HIRSCHBERG / JELENIA GÓRA – BAD WARMBRUNN / CIEPLICE ŚLĄSKIE ZDRÓJ
Die Außeninstandsetzung des barocken Ev. Pfarrhauses erfolgte 2014 zusammen mit der Fassadensanierung der benachbarten Ev. Erlöserkirche. Dem jungen Pfarrer-Ehepaar ist es gelungen, Ende 2013 EU-Mittel für beide Projekte zu akquirieren. Der Eigenmittelanteil der Kirchengemeinde wurde von der Deutsch-Polnischen Stiftung Kulturpflege und Denkmalschutz mit Mitteln der Beauftragten für Kultur und Medien und der Erika-Simon-Stiftung in Rinteln mitfinanziert.
DPS-Förderprojekt 2014. Das im Stil des schlesischen Barock erbaute Pfarrhaus war zuletzt 1930 umfassend renoviert worden. Nach vielen unsachgemäße Ausbesserungen war die Außenhülle des Baudenkmals dringend sanierungsbedürftig.
Bad Warmbrunn, polnisch Cieplice Śląskie-Zdrój, liegt am Fuß des Riesengebirges in der Woiwodschaft Niederschlesien, ca. 70 Km von Görlitz. Warmbrunn wird von vier Gebirgsketten umgeben und ist der älteste und einer der beliebtesten Kurorte in Polen. Er ist seit Jahrhunderten für seine Heilthermalquellen berühmt und seit 1975 ein Stadtteil von Hirschberg (Jelenia Góra). Das Ev. Pfarrhaus steht im Zentrum des Kurorts neben der Westseite der Ev. Erlöserkirche und unweit der Propsteikirche St. Johannes sowie des Schaffgottschen Palais in der Strasse Plac Piastowski 18, die heute Fußgängerzone ist. Das evangelische Bauensemble grenzt an den historischen Kurpark an.

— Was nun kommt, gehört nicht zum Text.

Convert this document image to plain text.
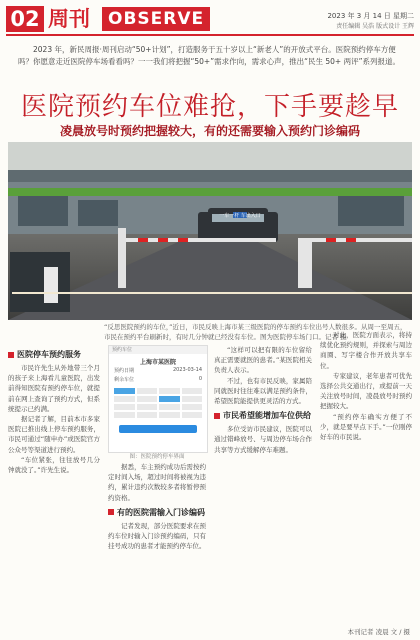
02 周刊	OBSERVE	2023 年 3 月 14 日 星期二
责任编辑 吴浩 版式设计 王辉
2023 年，新民周报·周刊启动“50+计划”，打造服务于五十岁以上“新老人”的开放式平台。医院预约停车方便吗？你愿意走近医院停车场看看吗？一一我们将把握“50+”需求作向，需求心声，推出“民生 50+ 两评”系列报道。
医院预约车位难抢，下手要趁早
凌晨放号时预约把握较大，有的还需要输入预约门诊编码
一车一杆 车出入口
“反思医院预约的车位，”近日，市民反映上海市某三级医院的停车预约车位出号人数很多。从周一至周五，市民在预约平台刷新时，有时几分钟就已经没有车位。图为医院停车场门口。记者 摄
医院停车预约服务

市民许先生从外地带三个月的孩子来上海看儿童医院，出发前得知医院有预约停车位，就提前在网上查询了预约方式，但系统提示已约满。

据记者了解，目前本市多家医院已推出线上停车预约服务，市民可通过“随申办”或医院官方公众号等渠道进行预约。

“车位紧张，往往放号几分钟就没了。”许先生说。

预约车位
上海市某医院
预约日期	2023-03-14
剩余车位	0
图：医院预约停车界面

据悉，车主预约成功后需按约定时间入场，超过时间将被视为违约，累计违约次数较多者将暂停预约资格。

有的医院需输入门诊编码

记者发现，部分医院要求在预约车位时输入门诊预约编码，只有挂号成功的患者才能预约停车位。

“这样可以把有限的车位留给真正需要就医的患者。”某医院相关负责人表示。

不过，也有市民反映，家属陪同就医时往往难以满足预约条件，希望医院能提供更灵活的方式。

市民希望能增加车位供给

多位受访市民建议，医院可以通过错峰放号、与周边停车场合作共享等方式缓解停车难题。

对此，医院方面表示，将持续优化预约规则，并探索与周边商圈、写字楼合作开放共享车位。

专家建议，老年患者可优先选择公共交通出行，或提前一天关注放号时间，凌晨放号时预约把握较大。

“预约停车确实方便了不少，就是要早点下手。”一位刚停好车的市民说。

本刊记者 凌晨 文 / 摄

Das Pfarrhaus in Bad Warmbrunn entstand 1743-44 zusammen mit hölzernen Bethaus, Friedhof und Mauereinfriedung. Nachdem das Bethaus 1774 bis 1777 durch den bis heute erhaltenen Massivbau der Erlöserkirche ersetzt wurde (siehe dazu mehrunter dem Förderprojekt Ev. Erlöserkirche Bad Warmbrunn auf der DPS-Homepage), ist das Pfarrhaus der älteste Teil des Ensembles. Im Dehio Schlesien ist der Bau auf S. 397 zusammen mit der Erlöserkirche und der Ev. Schule (1749 genannt). An seine Rückfront wurde Ende 19. / Anfang 20. Jh. zur Aufnahme eines Aborts ein einachsiger Mittelrisalit mit Holzerker angebaut. 1930 wurde das Pfarrhaus umfassend renoviert und 1965 in die Denkmalliste eingetragen.
Das barocke Pfarrhaus der Ev.-Augsburgischen Heilands-Kirchengemeinde in Bad Warmbrunn ist ein harmonisch proportionierter Solitärbau auf rechteckigem Grundriss und mit zwei Vollgeschossen und Keller ausgestattet. Der Putzbau steht traufenständig mit der südlichen Längsseite zur heutigen Fußgängerzone. Seine ockerfarbene (Befund) Außenfassade bekrönt ein profiliertes ausladendes Kranzgesims über dem sich ein ziegelgedecktes hohes gaupenbesetztes Vollwalmdachmit zweistöckigem Dachstuhl erhebt (Dachneigung 51 Grad). Die Längsfassaden sind in fünf, die Schmalseiten in vier Fensterachsen gegliedert. Die Fenstergewände und die proflierte Korbbogenlaibung des mittig in der Vorderfassade angeordneten Eingangsportals sind aus Sandstein gefertigt. Der Schlussstein über der Hauseingangstür weist die Jahreszahl 1744 als Erbauungsjahr aus. Das barocke Erscheinungsbild des Bauwerks ist erhalten. Dazu tragen Vierflügelfenster mit Sechserteilung und weißer Sprossung bei. Zwei die Dachfirstlinie überragende schlanke rechteckige Schornsteinköpfe setzen weitere architektonische Akzente. Im Gebäudeinneren hat sich unter Aufputz eine farbig gefasste Holzdecke erhalten, die auf 1744 datiert wird.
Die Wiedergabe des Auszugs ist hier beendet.